Reanne menutup wajahnya dengan buku menu di atas meja, berharap saja kalau Aaron tak menyadari keberadaannya atau dia akan memecat Reanne karena pergi tanpa sepengetahuannya dan meninggalkan banyak pekerjaan di rumah. Sial!
Raymond kembali dengan wajah sumringah dan ditangannya ia membawa cangkir kecil berisi kopi hangat,"Reanne, ini kopimu."
...
Aaron hendak meraih kunci mobilnya di atas meja saat ia mendengar pintu ruangannya terbuka. Ayahnya masuk ke dalam lalu menutup pintunya.
"Dad?"
"Nak, kurasa kita perlu bicara."
Pria itu menghela napasnya lalu kembali duduk di kursi putar,"Ayah mau bicara apa?"
"Ini soal-"
"Brittany lagi? Astaga, apa kalian tak bosan membahasnya?" Alex diam di kursi seberang Aaron. Ia memerhatikan wajah anaknya yang terlihat kalut. Sepertinya dia sedang ada masalah.
"Ya, ini memang tentang Brittany. Dia masuk rumah sakit tadi malam." Aaron menoleh cepat pada Alex,"Kenapa?"

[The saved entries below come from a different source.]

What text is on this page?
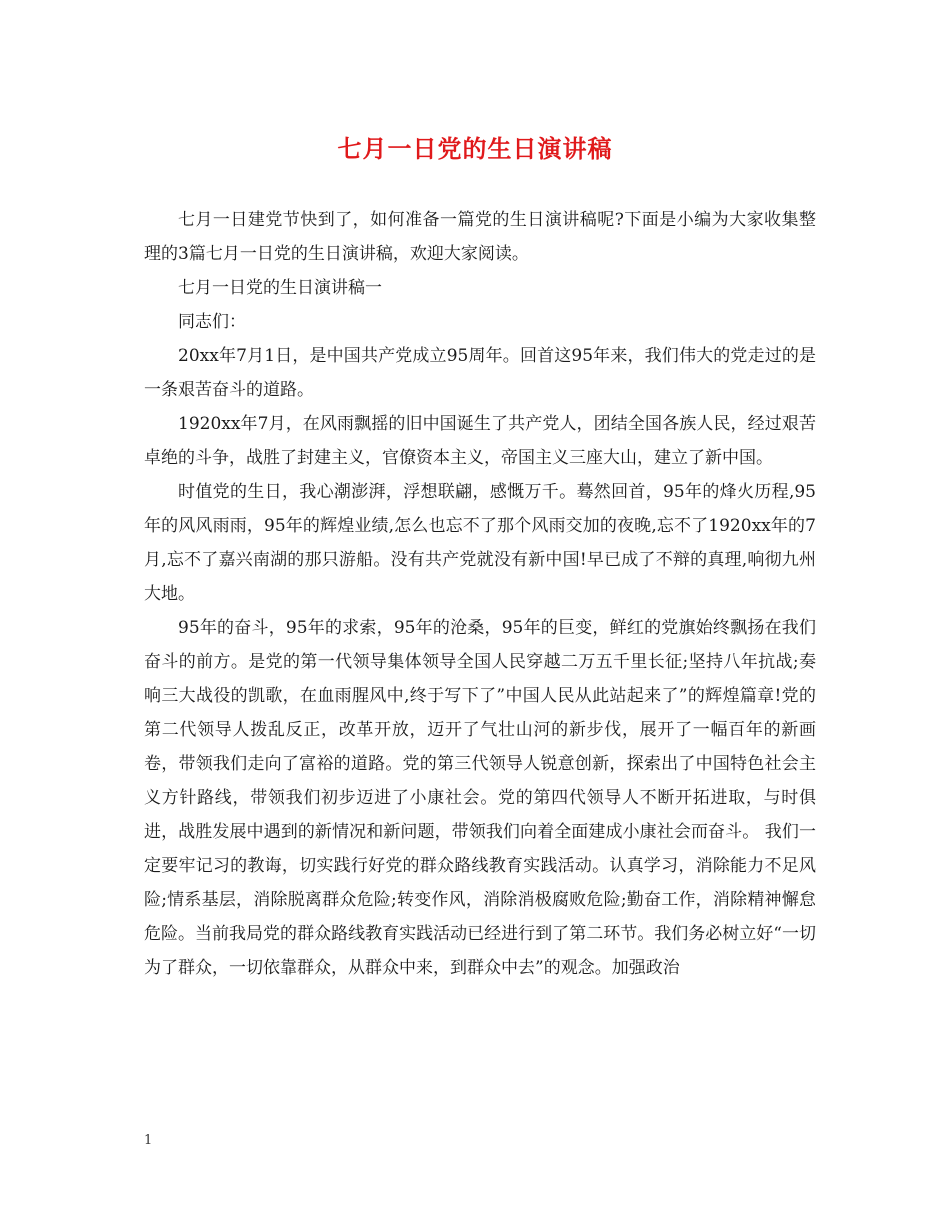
七月一日党的生日演讲稿

七月一日建党节快到了，如何准备一篇党的生日演讲稿呢?下面是小编为大家收集整理的3篇七月一日党的生日演讲稿，欢迎大家阅读。

七月一日党的生日演讲稿一

同志们：

20xx年7月1日，是中国共产党成立95周年。回首这95年来，我们伟大的党走过的是一条艰苦奋斗的道路。

1920xx年7月，在风雨飘摇的旧中国诞生了共产党人，团结全国各族人民，经过艰苦卓绝的斗争，战胜了封建主义，官僚资本主义，帝国主义三座大山，建立了新中国。

时值党的生日，我心潮澎湃，浮想联翩，感慨万千。蓦然回首，95年的烽火历程,95年的风风雨雨，95年的辉煌业绩,怎么也忘不了那个风雨交加的夜晚,忘不了1920xx年的7月,忘不了嘉兴南湖的那只游船。没有共产党就没有新中国!早已成了不辩的真理,响彻九州大地。

95年的奋斗，95年的求索，95年的沧桑，95年的巨变，鲜红的党旗始终飘扬在我们奋斗的前方。是党的第一代领导集体领导全国人民穿越二万五千里长征;坚持八年抗战;奏响三大战役的凯歌，在血雨腥风中,终于写下了”中国人民从此站起来了”的辉煌篇章!党的第二代领导人拨乱反正，改革开放，迈开了气壮山河的新步伐，展开了一幅百年的新画卷，带领我们走向了富裕的道路。党的第三代领导人锐意创新，探索出了中国特色社会主义方针路线，带领我们初步迈进了小康社会。党的第四代领导人不断开拓进取，与时俱进，战胜发展中遇到的新情况和新问题，带领我们向着全面建成小康社会而奋斗。 我们一定要牢记习的教诲，切实践行好党的群众路线教育实践活动。认真学习，消除能力不足风险;情系基层，消除脱离群众危险;转变作风，消除消极腐败危险;勤奋工作，消除精神懈怠危险。当前我局党的群众路线教育实践活动已经进行到了第二环节。我们务必树立好“一切为了群众，一切依靠群众，从群众中来，到群众中去”的观念。加强政治

1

"Dia terkena sakit keras, Aaron. Axelle menjadi dokter untuk Brittany dan dia mengatakan Brittany terkena kanker," Aaron memejamkan matanya. Apa Brittany punya permintaan terakhir, hah? Aaron tidak perlu menebak maksud dari kedatangan ayahnya kemari.
"Dia ingin kau menikahinya. Brittany tak ingin apapun selain dirimu, Aaron."
Alex tahu ini gila. Dia awalnya terkejut mendengar permintaan Brittany semalam yang mengatakan kalau dia sangat mencintai Aaron dan gadis Langford itu benar-benar ingin Aaron mempersuntingnya. Ia melirik perubahan raut wajah putranya yang tambah kacau. Alex pun mengerti kalau ini diluar kendali.
"Aku... Tidak bisa, Dad. Aku tak ingin menikah karena terpaksa apalagi hanya untuk menyenangi hati Brittany. Aku tak bisa, itu malah akan menyakitinya."
"Aku paham maksudmu, Aaron. Sudah coba kujelaskan pada Fred dan istrinya, mereka pun mengerti. Namun Brittany... Dia tidak." Aaron berdiri, ia meraih kunci mobilnya,"Ayah, kita bicara di kedai kopi saja. Aku benar-benar butuh kafein."
Dia melirik putranya yang berjalan cepat ke arah pintu lalu mengikutinya dalam diam. Alex mengetahui dari Axelle kalau Aaron sering meminum alkohol yang mana akan membuat Aaron makin terpuruk. Putranya satu ini selalu melampiaskan kekesalannya lewat alkohol.